POWs feigning madness to get repatriated

I’ve found lots of vague references to this online but I can’t find any actual examples. During the second world war and other conflicts POWs would do things like taking their pet brick for a walk to try to be declared mad - and occasionally it actually worked and they were repatriated in wounded prisoner swaps!

Does anyone know of some specific examples and what was done?

oi

wibble

Not World War II, but Doug Hegdahl faked being incredibly stupid during the Vietnam War. His captors even nicknamed him “the incredibly stupid one”. Figuring that he was too stupid do do any harm, they let him roam around freely.

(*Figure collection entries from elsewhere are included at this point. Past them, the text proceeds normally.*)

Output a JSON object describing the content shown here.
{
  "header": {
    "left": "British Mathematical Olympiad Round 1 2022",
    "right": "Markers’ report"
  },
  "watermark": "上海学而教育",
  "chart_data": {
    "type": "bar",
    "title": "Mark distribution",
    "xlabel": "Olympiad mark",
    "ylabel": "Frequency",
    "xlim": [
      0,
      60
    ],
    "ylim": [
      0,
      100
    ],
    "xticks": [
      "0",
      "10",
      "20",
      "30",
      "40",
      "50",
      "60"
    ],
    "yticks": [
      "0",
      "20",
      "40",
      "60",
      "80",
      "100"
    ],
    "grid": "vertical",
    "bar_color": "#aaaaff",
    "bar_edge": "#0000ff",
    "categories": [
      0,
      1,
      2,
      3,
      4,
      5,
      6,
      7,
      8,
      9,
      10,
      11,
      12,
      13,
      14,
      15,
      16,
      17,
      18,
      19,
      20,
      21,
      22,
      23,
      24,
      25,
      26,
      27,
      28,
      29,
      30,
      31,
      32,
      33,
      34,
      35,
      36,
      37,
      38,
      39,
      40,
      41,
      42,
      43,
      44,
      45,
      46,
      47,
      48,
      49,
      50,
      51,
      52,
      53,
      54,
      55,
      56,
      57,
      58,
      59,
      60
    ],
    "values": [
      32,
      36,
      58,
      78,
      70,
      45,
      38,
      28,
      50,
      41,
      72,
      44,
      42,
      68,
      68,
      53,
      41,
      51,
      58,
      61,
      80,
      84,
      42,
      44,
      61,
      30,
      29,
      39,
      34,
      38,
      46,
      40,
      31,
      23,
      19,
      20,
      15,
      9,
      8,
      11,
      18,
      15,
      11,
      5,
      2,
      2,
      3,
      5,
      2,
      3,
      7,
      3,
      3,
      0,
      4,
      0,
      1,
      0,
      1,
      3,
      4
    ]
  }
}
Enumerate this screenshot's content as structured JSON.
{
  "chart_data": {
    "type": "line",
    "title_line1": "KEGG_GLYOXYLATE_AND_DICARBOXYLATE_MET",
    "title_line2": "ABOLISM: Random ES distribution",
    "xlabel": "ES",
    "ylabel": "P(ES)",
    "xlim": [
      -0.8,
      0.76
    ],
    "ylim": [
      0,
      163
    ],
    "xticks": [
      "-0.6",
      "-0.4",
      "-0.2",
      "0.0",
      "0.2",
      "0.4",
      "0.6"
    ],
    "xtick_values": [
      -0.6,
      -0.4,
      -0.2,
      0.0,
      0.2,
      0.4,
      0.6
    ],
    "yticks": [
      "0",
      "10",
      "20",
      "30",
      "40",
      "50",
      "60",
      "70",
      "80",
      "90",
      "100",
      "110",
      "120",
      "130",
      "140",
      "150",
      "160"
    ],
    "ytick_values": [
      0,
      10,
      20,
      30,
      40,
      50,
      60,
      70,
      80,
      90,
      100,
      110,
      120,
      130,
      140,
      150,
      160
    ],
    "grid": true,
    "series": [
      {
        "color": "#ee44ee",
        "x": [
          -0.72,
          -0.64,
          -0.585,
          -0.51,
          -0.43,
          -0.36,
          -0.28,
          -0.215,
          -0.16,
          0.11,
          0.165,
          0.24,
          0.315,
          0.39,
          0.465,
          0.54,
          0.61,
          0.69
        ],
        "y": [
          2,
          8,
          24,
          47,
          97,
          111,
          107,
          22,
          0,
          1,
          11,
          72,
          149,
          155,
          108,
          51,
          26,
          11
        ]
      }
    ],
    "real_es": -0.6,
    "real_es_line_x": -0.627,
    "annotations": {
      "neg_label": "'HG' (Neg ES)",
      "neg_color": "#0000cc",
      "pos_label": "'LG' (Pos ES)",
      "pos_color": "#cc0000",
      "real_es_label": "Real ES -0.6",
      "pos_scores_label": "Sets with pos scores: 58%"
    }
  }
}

In actuality, he sabotaged vehicles, gathered all kinds of intelligence, and even memorized the name of every POW in the camp by singing it to a song (Old MacDonald).

His “stupidity” put him on the list for an early prisoner exchange. He was then able to give all of the information that he had learned to his superiors, and was even sent to the Paris Peace Talks where he was able to give real first-hand accounts of the true treatment of prisoners.

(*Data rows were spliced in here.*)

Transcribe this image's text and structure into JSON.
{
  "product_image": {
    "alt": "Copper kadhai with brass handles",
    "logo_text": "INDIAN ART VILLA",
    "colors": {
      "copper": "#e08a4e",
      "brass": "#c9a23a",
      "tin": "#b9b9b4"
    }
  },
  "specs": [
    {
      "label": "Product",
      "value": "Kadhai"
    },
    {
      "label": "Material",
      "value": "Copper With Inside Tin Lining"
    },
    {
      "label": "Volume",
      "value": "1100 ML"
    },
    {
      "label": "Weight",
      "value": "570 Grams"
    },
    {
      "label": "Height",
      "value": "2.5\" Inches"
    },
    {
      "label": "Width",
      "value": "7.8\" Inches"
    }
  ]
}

Can’t speak for POWs in general, but I remember from a book on Colditz Castle it was known as ‘working your ticket’. Generally speaking it was frowned upon as it cried wolf and potentially made it harder for genuine cases to be repatriated.

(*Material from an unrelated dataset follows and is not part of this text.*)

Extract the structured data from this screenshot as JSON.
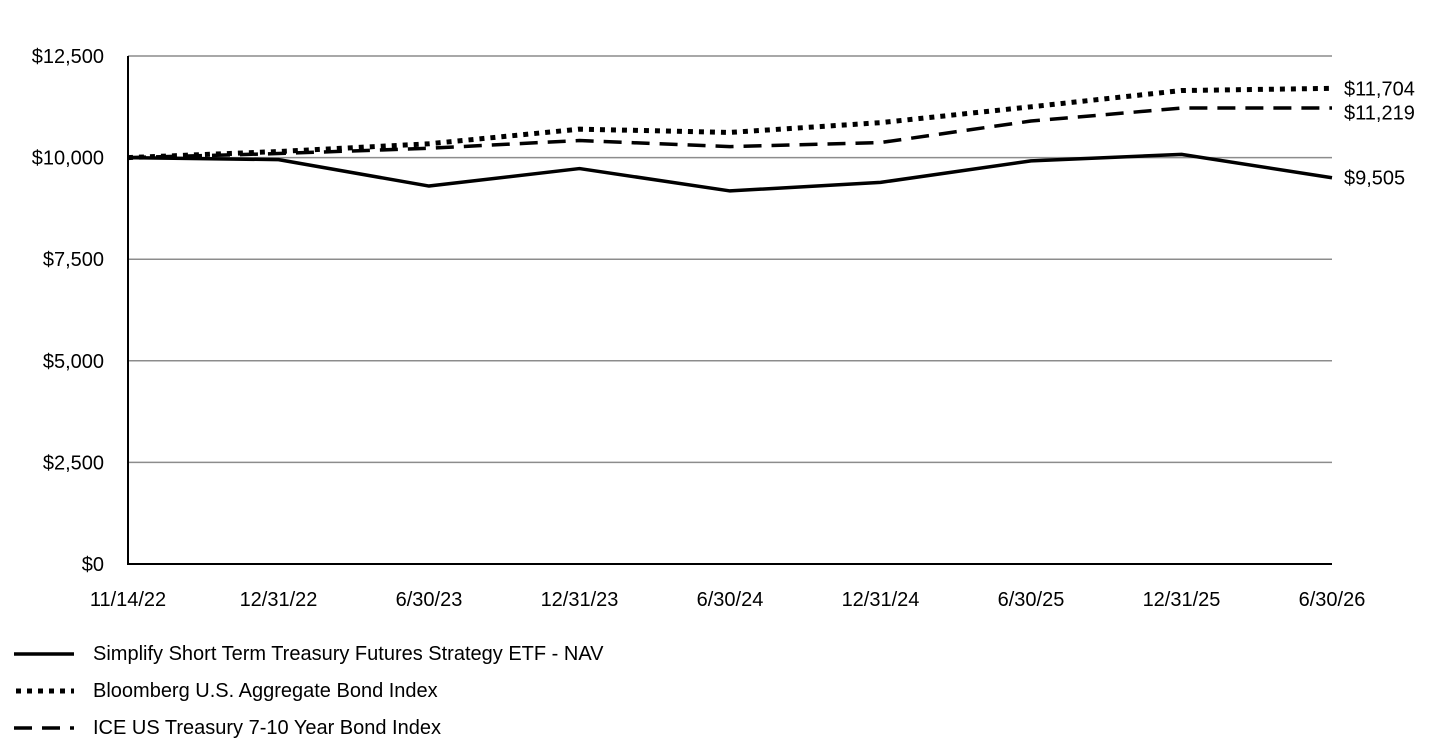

There is a specific case I can remember; a prisoner faked hanging himself in the toilets, arranging for an orderly to come and cut him down. Instead of sending him home straight away they sent him to an institution for observation. Needless to say, a Nazi German mental institution turned out to be not the safest place - he recalls seeing barbed wire outside his cell, listless skinny inmates in striped uniforms wandering around aimlessly and a man in a straight jacket in the cell next to him writhing around on the floor trying to eat raw potatoes off the floor. He quickly decided that this place was far more dangerous than Colditz and dropped the pretence to make a ‘miraculous recovery’.

go on…

Thanks for that note and link. Hell of a story.